I may have multiple tables, and want to query by foreign key. In my case:
import psycopg2 as pg
import pandas.io.sql as psql
# get connected to the database
connection = pg.connect("dbname=my_database user=postgres")
df = psql.read_sql("""SELECT * FROM table.bpartner client
JOIN table.project project ON client.bpartner_id = project.bpartner_id
JOIN table.project_usertime workingtime ON workingtime.project_id = project.project_id
""", connection)
I noticed this gives in output duplicated columns: as an example, there are two copies of bpartner_id
.
I remove column duplicates like this:
# remove duplicated columsn > TODO check SQL Join || pandas merge / group_by to handle better
df = df.loc[:, ~df.columns.duplicated()]
Otherwise, I could also create three dataframes, one for each table:
df1 = psql.read_sql("SELECT * FROM table.project", connection)

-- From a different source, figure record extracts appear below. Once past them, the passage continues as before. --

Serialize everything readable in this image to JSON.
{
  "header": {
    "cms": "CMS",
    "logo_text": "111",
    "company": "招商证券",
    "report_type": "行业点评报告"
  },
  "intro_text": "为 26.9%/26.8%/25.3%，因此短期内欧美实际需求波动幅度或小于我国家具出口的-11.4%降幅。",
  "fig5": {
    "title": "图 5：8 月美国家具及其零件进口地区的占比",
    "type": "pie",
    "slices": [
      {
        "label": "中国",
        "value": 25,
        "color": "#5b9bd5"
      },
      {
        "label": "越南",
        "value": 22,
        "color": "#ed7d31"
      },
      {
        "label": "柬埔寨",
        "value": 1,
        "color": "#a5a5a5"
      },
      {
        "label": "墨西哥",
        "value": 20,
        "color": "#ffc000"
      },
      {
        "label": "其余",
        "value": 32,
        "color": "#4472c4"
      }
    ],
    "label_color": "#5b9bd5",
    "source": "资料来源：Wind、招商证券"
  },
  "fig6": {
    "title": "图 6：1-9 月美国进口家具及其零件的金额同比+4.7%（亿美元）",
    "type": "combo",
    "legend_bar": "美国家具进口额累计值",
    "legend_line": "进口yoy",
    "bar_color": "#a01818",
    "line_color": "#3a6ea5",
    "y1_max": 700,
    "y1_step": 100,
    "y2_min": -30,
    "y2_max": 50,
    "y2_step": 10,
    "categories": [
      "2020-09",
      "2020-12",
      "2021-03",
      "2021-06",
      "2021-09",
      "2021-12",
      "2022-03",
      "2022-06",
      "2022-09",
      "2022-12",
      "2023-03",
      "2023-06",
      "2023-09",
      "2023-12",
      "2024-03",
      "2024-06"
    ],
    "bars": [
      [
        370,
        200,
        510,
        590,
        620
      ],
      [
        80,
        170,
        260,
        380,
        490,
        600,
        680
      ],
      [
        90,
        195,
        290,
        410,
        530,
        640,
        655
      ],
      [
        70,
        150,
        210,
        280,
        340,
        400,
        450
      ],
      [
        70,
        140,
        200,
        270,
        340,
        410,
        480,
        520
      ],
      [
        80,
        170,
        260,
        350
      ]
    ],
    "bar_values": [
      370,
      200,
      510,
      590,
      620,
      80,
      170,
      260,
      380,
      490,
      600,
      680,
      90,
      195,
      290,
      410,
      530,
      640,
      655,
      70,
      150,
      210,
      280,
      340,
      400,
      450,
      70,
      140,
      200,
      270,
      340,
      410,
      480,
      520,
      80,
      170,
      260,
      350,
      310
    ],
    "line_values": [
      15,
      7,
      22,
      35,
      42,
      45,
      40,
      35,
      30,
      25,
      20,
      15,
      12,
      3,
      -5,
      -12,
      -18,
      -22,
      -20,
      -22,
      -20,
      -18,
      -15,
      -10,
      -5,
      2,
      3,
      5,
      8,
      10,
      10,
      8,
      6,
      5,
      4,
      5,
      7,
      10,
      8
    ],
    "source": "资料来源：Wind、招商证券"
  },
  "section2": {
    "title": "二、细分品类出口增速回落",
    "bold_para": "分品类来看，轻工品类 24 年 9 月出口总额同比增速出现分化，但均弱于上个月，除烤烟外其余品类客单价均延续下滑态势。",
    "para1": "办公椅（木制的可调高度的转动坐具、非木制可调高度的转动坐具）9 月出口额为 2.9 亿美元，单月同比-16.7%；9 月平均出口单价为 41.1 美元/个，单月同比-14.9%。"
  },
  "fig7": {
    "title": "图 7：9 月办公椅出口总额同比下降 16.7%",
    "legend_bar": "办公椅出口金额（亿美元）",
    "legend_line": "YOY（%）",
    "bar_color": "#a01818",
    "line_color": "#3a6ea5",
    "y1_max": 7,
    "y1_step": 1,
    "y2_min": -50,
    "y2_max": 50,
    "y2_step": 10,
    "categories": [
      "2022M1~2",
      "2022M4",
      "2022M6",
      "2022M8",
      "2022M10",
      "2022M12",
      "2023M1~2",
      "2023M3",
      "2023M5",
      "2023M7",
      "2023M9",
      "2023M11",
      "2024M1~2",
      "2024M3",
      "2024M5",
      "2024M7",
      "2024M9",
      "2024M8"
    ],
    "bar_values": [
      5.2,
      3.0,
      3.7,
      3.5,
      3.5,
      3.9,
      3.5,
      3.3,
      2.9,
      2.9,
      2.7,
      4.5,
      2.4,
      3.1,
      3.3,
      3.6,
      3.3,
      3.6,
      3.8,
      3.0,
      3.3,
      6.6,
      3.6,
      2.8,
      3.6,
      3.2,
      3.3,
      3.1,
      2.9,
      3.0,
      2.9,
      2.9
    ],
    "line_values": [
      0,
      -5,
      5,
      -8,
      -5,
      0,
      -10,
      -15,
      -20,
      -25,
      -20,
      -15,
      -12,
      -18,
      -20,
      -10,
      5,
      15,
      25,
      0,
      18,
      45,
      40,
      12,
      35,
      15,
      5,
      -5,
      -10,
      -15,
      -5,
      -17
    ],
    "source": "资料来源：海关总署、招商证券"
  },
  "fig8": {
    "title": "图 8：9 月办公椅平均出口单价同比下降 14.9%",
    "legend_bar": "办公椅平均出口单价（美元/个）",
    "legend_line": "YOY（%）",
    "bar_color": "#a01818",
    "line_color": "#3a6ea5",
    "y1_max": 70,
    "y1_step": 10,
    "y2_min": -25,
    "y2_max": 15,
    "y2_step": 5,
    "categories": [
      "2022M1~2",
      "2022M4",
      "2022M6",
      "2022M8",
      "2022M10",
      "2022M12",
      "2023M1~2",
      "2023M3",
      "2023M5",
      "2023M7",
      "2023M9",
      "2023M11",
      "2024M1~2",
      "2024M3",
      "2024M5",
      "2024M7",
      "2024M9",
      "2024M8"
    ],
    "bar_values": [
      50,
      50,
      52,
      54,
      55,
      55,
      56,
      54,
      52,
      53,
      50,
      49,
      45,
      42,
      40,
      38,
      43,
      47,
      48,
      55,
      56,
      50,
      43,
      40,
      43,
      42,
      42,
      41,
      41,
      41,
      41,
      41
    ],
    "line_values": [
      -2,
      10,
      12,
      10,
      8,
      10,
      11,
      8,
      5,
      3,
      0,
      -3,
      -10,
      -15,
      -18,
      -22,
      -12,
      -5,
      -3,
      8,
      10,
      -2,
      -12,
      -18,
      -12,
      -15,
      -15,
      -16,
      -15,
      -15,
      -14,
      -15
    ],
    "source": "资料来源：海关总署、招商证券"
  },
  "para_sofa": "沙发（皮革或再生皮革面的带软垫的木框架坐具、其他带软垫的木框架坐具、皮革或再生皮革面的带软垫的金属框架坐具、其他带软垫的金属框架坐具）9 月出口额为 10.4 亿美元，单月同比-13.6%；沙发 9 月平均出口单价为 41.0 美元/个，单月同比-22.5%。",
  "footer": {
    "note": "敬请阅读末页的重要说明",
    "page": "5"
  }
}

df2 = psql.read_sql("SELECT * FROM table.bpartner", connection)
df3 = psql.read_sql("SELECT * FROM table.project_usertime", connection)
I wonder which can be the pandas query to now combine the three dataframes without column duplicates, equivalent to the sql join between multiple tables by foreign key - I mean where join queries expresses a "business relations" between tables (if and only if two objects are mutually linked).